Guidlines for Giving Notes on Your Friends' Screenplays
My parents are both screenwriters. They started asking me for notes as soon as I could read. They give me notes on my writing too. This is what I've learned. Sorry if it's dry as fuck.
- •Don't be an asshole. Follow the golden rule.
- •Don't be a kiss-ass. It is not helpful to hear your script is perfect if it could use work.
- •If they give you pages to read but not a full finished draft, read with enthusiasm and afterwards just say, "It's good. Keep going."
- •Before you read a full finished draft, ask if there's anything they want you to keep an eye out for.
- •After you read, let it rest in your mind before you talk.If you wait, pattens will emerge and the big picture will become clear.
- •Give your notes in person or over the phone, not via email.Because, as we all know, it is so easy to misread tone in an email. And tone is crucial here.
- •First, say what you liked first. Be specific and effusive. Let them know via praise that you are on their side.Even if you hated it, find something to like.
- •Now give your big-picture notes. People can only really absorb two or three of these. Be smart and prioritize what you think they need to hear most.Organize your thoughts by theme: I don't know what your protagonist wants, the stakes seem to get lower here, etc. Give your friend the headlines and then gently back your points up with details.
- •Use soft languageI think, I felt, I didn't quite understand, It might be stronger if, I wanted this to be a little clearer. Ask questions about intention/tone. Let it be a discussion.
- •Highlight problems, don't offer solutionsJust be a second pair of eyes. Let them know where you think the issues are. If they want help figuring out how to fix it, they will ask for it.
- •Then give your page by page notes.This should all be small stuff. Typos, clarifications, praise. You can also use this time to show specific examples of the larger issues you already discussed.
- •If your friend gets defensive about something, back off that point. If they're still defensive, say that the rest of your notes are really small and offer to email them later.Prioritize your relationship over this notes session. Always.
- •Finish by telling them something really positive. Now get the hell out of there and give them their space.Sometimes, when my mom is giving me really excellent notes over the phone, I am simultaneously writing down her thoughts and giving her the finger with my other hand.
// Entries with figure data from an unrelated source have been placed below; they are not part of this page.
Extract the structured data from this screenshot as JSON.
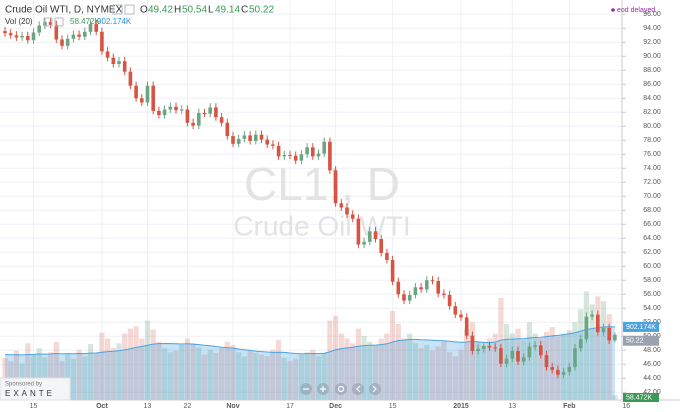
{
  "chart_data": {
    "type": "candlestick",
    "title": "Crude Oil WTI, D, NYMEX",
    "ohlc_letters": [
      "O",
      "H",
      "L",
      "C"
    ],
    "status": "eod delayed",
    "watermark_symbol": "CL1!, D",
    "watermark_name": "Crude Oil WTI",
    "sponsor": {
      "label": "Sponsored by",
      "name": "EXANTE"
    },
    "up_color": "#6ba583",
    "down_color": "#d75442",
    "open": [
      93.6,
      93.3,
      93.0,
      92.7,
      92.9,
      92.3,
      93.4,
      94.4,
      94.9,
      94.5,
      92.4,
      91.5,
      92.5,
      93.1,
      92.8,
      93.5,
      94.6,
      93.5,
      90.7,
      89.8,
      88.9,
      89.3,
      87.8,
      85.8,
      84.0,
      83.4,
      85.8,
      82.2,
      81.6,
      82.4,
      82.8,
      82.3,
      82.4,
      80.5,
      80.1,
      81.9,
      81.8,
      82.7,
      81.3,
      80.5,
      78.6,
      77.5,
      78.2,
      78.7,
      77.9,
      78.8,
      78.1,
      77.4,
      77.2,
      75.7,
      75.9,
      75.8,
      75.1,
      76.0,
      77.0,
      75.7,
      76.1,
      77.8,
      73.7,
      69.0,
      68.4,
      67.4,
      66.8,
      63.1,
      63.5,
      65.0,
      63.9,
      61.9,
      60.9,
      57.8,
      56.0,
      55.1,
      55.9,
      57.0,
      56.7,
      58.0,
      57.9,
      56.1,
      55.9,
      54.3,
      53.1,
      52.7,
      50.1,
      47.9,
      48.2,
      48.6,
      48.4,
      48.3,
      46.1,
      46.8,
      47.9,
      46.4,
      47.0,
      48.5,
      48.7,
      47.3,
      45.6,
      45.2,
      44.5,
      44.9,
      45.6,
      48.3,
      49.6,
      52.8,
      53.1,
      50.6,
      51.2,
      49.42
    ],
    "high": [
      94.2,
      93.9,
      93.6,
      93.5,
      93.5,
      94.0,
      95.0,
      95.5,
      95.5,
      95.1,
      93.0,
      93.1,
      93.7,
      93.7,
      94.1,
      95.2,
      95.2,
      94.1,
      91.3,
      90.4,
      89.9,
      89.9,
      88.4,
      86.4,
      84.6,
      86.4,
      86.4,
      82.8,
      83.0,
      83.4,
      83.4,
      83.0,
      83.0,
      81.1,
      82.5,
      82.5,
      83.3,
      83.3,
      81.9,
      81.1,
      79.2,
      78.8,
      79.3,
      79.3,
      79.4,
      79.4,
      78.7,
      78.0,
      77.8,
      76.5,
      76.5,
      76.4,
      76.6,
      77.6,
      77.6,
      76.7,
      78.4,
      78.4,
      74.3,
      69.6,
      69.0,
      68.0,
      67.4,
      64.1,
      65.6,
      65.6,
      64.5,
      62.5,
      61.5,
      58.4,
      56.6,
      56.5,
      57.6,
      57.6,
      58.6,
      58.6,
      58.5,
      56.7,
      56.5,
      54.9,
      53.7,
      53.3,
      50.7,
      48.8,
      49.2,
      49.2,
      49.0,
      48.9,
      47.4,
      48.5,
      48.5,
      47.6,
      49.1,
      49.3,
      49.3,
      47.9,
      46.2,
      45.8,
      45.5,
      46.2,
      48.9,
      50.2,
      53.4,
      53.7,
      53.7,
      51.8,
      51.8,
      50.54
    ],
    "low": [
      92.8,
      92.5,
      92.2,
      92.2,
      91.8,
      91.8,
      92.9,
      93.9,
      94.0,
      91.9,
      91.0,
      91.0,
      92.0,
      92.3,
      92.3,
      93.0,
      93.0,
      90.2,
      89.3,
      88.4,
      88.4,
      87.3,
      85.3,
      83.5,
      82.9,
      82.9,
      81.7,
      81.1,
      81.1,
      81.9,
      81.8,
      81.8,
      80.0,
      79.6,
      79.6,
      81.3,
      81.3,
      80.8,
      80.0,
      78.1,
      77.0,
      77.0,
      77.7,
      77.4,
      77.4,
      77.6,
      76.9,
      76.7,
      75.2,
      75.2,
      75.3,
      74.6,
      74.6,
      75.5,
      75.2,
      75.2,
      75.6,
      73.2,
      68.5,
      67.9,
      66.9,
      66.3,
      62.6,
      62.6,
      63.0,
      63.4,
      61.4,
      60.4,
      57.3,
      55.5,
      54.6,
      54.6,
      55.4,
      56.2,
      56.2,
      57.4,
      55.6,
      55.4,
      53.8,
      52.6,
      52.2,
      49.6,
      47.4,
      47.4,
      47.7,
      47.9,
      47.8,
      45.6,
      45.6,
      46.3,
      45.9,
      45.9,
      46.5,
      48.0,
      46.8,
      45.1,
      44.7,
      44.0,
      44.0,
      44.4,
      45.1,
      47.8,
      49.1,
      52.3,
      50.1,
      50.1,
      48.9,
      49.14
    ],
    "close": [
      93.3,
      93.0,
      92.7,
      92.9,
      92.3,
      93.4,
      94.4,
      94.9,
      94.5,
      92.4,
      91.5,
      92.5,
      93.1,
      92.8,
      93.5,
      94.6,
      93.5,
      90.7,
      89.8,
      88.9,
      89.3,
      87.8,
      85.8,
      84.0,
      83.4,
      85.8,
      82.2,
      81.6,
      82.4,
      82.8,
      82.3,
      82.4,
      80.5,
      80.1,
      81.9,
      81.8,
      82.7,
      81.3,
      80.5,
      78.6,
      77.5,
      78.2,
      78.7,
      77.9,
      78.8,
      78.1,
      77.4,
      77.2,
      75.7,
      75.9,
      75.8,
      75.1,
      76.0,
      77.0,
      75.7,
      76.1,
      77.8,
      73.7,
      69.0,
      68.4,
      67.4,
      66.8,
      63.1,
      63.5,
      65.0,
      63.9,
      61.9,
      60.9,
      57.8,
      56.0,
      55.1,
      55.9,
      57.0,
      56.7,
      58.0,
      57.9,
      56.1,
      55.9,
      54.3,
      53.1,
      52.7,
      50.1,
      47.9,
      48.2,
      48.6,
      48.4,
      48.3,
      46.1,
      46.8,
      47.9,
      46.4,
      47.0,
      48.5,
      48.7,
      47.3,
      45.6,
      45.2,
      44.5,
      44.9,
      45.6,
      48.3,
      49.6,
      52.8,
      53.1,
      50.6,
      51.2,
      49.4,
      50.22
    ],
    "volume": {
      "name": "Vol (20)",
      "values": [
        520,
        480,
        610,
        450,
        700,
        560,
        640,
        530,
        590,
        720,
        480,
        560,
        510,
        620,
        540,
        690,
        580,
        830,
        760,
        640,
        700,
        820,
        880,
        910,
        760,
        980,
        870,
        720,
        640,
        590,
        610,
        680,
        760,
        700,
        650,
        560,
        620,
        580,
        640,
        720,
        680,
        590,
        540,
        610,
        580,
        560,
        540,
        620,
        740,
        520,
        480,
        510,
        560,
        590,
        620,
        540,
        580,
        980,
        1040,
        820,
        760,
        700,
        880,
        790,
        720,
        680,
        760,
        820,
        1100,
        940,
        760,
        820,
        700,
        640,
        680,
        610,
        660,
        720,
        590,
        540,
        620,
        880,
        960,
        720,
        680,
        760,
        820,
        1260,
        940,
        820,
        880,
        740,
        960,
        820,
        760,
        840,
        900,
        780,
        820,
        860,
        960,
        1120,
        1340,
        1180,
        1280,
        1220,
        1060,
        58.472
      ],
      "last_label": "58.472K",
      "ma": [
        560,
        558,
        560,
        556,
        562,
        564,
        568,
        566,
        568,
        574,
        570,
        572,
        570,
        574,
        572,
        578,
        580,
        590,
        598,
        602,
        608,
        620,
        634,
        650,
        660,
        676,
        690,
        696,
        698,
        696,
        694,
        692,
        694,
        690,
        684,
        676,
        670,
        660,
        652,
        646,
        640,
        630,
        620,
        612,
        604,
        598,
        592,
        588,
        590,
        588,
        580,
        574,
        570,
        572,
        574,
        572,
        576,
        596,
        620,
        634,
        644,
        652,
        664,
        672,
        676,
        678,
        684,
        694,
        716,
        734,
        740,
        748,
        748,
        744,
        742,
        738,
        734,
        732,
        726,
        718,
        712,
        716,
        722,
        718,
        712,
        708,
        714,
        740,
        750,
        752,
        756,
        756,
        766,
        772,
        774,
        782,
        792,
        798,
        808,
        818,
        830,
        850,
        870,
        882,
        894,
        902,
        904,
        902.174
      ],
      "ma_last_label": "902.174K",
      "ma_color": "#4aa3df",
      "y2lim": [
        0,
        4840
      ]
    },
    "ylim": [
      40.9,
      96.9
    ],
    "yticks": [
      {
        "value": 42,
        "label": "42.00"
      },
      {
        "value": 44,
        "label": "44.00"
      },
      {
        "value": 46,
        "label": "46.00"
      },
      {
        "value": 48,
        "label": "48.00"
      },
      {
        "value": 50,
        "label": "50.00"
      },
      {
        "value": 52,
        "label": "52.00"
      },
      {
        "value": 54,
        "label": "54.00"
      },
      {
        "value": 56,
        "label": "56.00"
      },
      {
        "value": 58,
        "label": "58.00"
      },
      {
        "value": 60,
        "label": "60.00"
      },
      {
        "value": 62,
        "label": "62.00"
      },
      {
        "value": 64,
        "label": "64.00"
      },
      {
        "value": 66,
        "label": "66.00"
      },
      {
        "value": 68,
        "label": "68.00"
      },
      {
        "value": 70,
        "label": "70.00"
      },
      {
        "value": 72,
        "label": "72.00"
      },
      {
        "value": 74,
        "label": "74.00"
      },
      {
        "value": 76,
        "label": "76.00"
      },
      {
        "value": 78,
        "label": "78.00"
      },
      {
        "value": 80,
        "label": "80.00"
      },
      {
        "value": 82,
        "label": "82.00"
      },
      {
        "value": 84,
        "label": "84.00"
      },
      {
        "value": 86,
        "label": "86.00"
      },
      {
        "value": 88,
        "label": "88.00"
      },
      {
        "value": 90,
        "label": "90.00"
      },
      {
        "value": 92,
        "label": "92.00"
      },
      {
        "value": 94,
        "label": "94.00"
      },
      {
        "value": 96,
        "label": "96.00"
      }
    ],
    "xticks": [
      {
        "value": 5,
        "label": "15"
      },
      {
        "value": 17,
        "label": "Oct"
      },
      {
        "value": 25,
        "label": "13"
      },
      {
        "value": 32,
        "label": "22"
      },
      {
        "value": 40,
        "label": "Nov"
      },
      {
        "value": 50,
        "label": "17"
      },
      {
        "value": 58,
        "label": "Dec"
      },
      {
        "value": 68,
        "label": "15"
      },
      {
        "value": 80,
        "label": "2015"
      },
      {
        "value": 89,
        "label": "13"
      },
      {
        "value": 99,
        "label": "Feb"
      },
      {
        "value": 109,
        "label": "16"
      }
    ],
    "grid": true
  }
}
It's hard to hear feed-back. Even good feedback. Even or especially when the other person is right. Get in, get out.
- •Ps. Stephen King has the best rule I've read on *taking* notes, which is essentially majority rules. If 4 out of 5 readers tell you you have a problem with your ending, then you need to change your ending. If fewer than half think you have a problem, then you win & you get to keep your ending.